Zhang Kai (张凯 (Zhāng Kǎi)) is a human rights lawyer known for defending churches in China that were being forced to remove their crosses and crucifixes. He is also known for representing or campaigning on behalf of the disadvantaged, such as Feng Jianmei, a woman forced by government authorities to have an abortion in 2012.

==Arrest and detention==
Zhang was detained on 25 August 2015 in Wenzhou, Zhejiang Province, a city with a strong Christian influence. He had been representing churches whose crosses were demolished by government officials, and was also accused of ‘masterminding illegal religious gatherings’. He was charged with “endangering state secrets” and “gathering a crowd to disturb public order” and placed in criminal detention.

Along with a group of religious leaders, Zhang had been scheduled to meet US envoy for religious freedom, David Saperstein, the following day.

Officials in the province have been waging a campaign to remove crosses from more than 1,200 churches and other buildings. Communist Party general secretary Xi Jinping was once the Party Committee Secretary of the province.

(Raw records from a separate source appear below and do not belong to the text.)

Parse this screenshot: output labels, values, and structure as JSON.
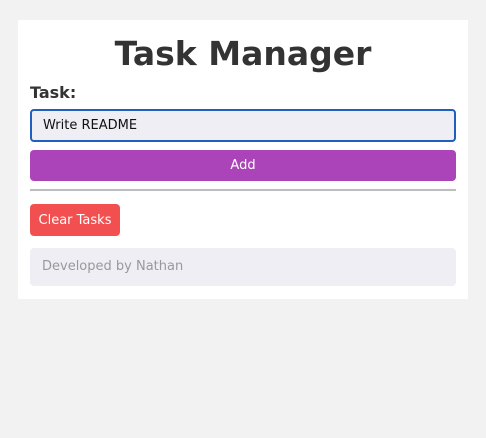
{
  "app": {
    "title": "Task Manager"
  },
  "form": {
    "task_label": "Task:",
    "task_value": "Write README",
    "add_label": "Add"
  },
  "actions": {
    "clear_label": "Clear Tasks"
  },
  "footer": {
    "text": "Developed by Nathan"
  },
  "colors": {
    "page_background": "#f2f2f2",
    "card_background": "#ffffff",
    "add_button": "#ab44b8",
    "clear_button": "#f25050",
    "input_focus_border": "#1f5fbf",
    "input_background": "#efeef4"
  }
}
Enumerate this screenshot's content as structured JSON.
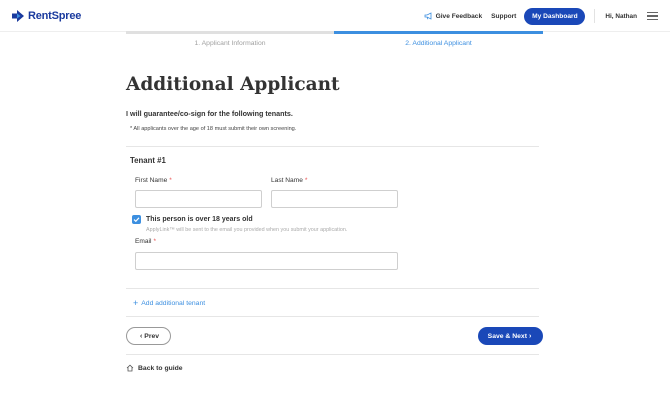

Since coming to power in 2012 Xi’s strict political regime has clamped down on human rights lawyers, liberal academics, journalists, bloggers and feminist campaigners.

Rights groups say the campaign has affected hundreds of parishes.

Zhang, like many of China's human rights lawyers, is a Christian, and earlier in 2015 had posted an online essay denouncing the Communist party’s treatment of Chinese churchgoers.

Zhang made a televised confession, which was rejected by his supporters. Zhang Lei, a fellow human rights lawyer, said “it is utterly appalling for a person to be made to confess on the television”.

==Release==
Zhang was released on 23 March 2016. He posted a message on WeChat confirming his release, and that he was back in his hometown in Inner Mongolia.

==Lawyers and activists detained in China==
Other people detained by the authorities include lawyers Wang Yu, Zhou Shifeng, Li Shuyun and Xie Yanyi; as well as Li Heping and his two assistants, Zhao Wei and Gao Yue; another legal assistant, Liu Sixin; and activists Hu Shigen and Gou Hongguo.

In June 2016, there were reports in the South China Morning Post that Zhao Wei had been released after apparently 'confessing' – however these reports have not been confirmed. Her husband also believes that she may have been forced to recant, and disputed the authenticity of statements on her Sina Weibo social media account.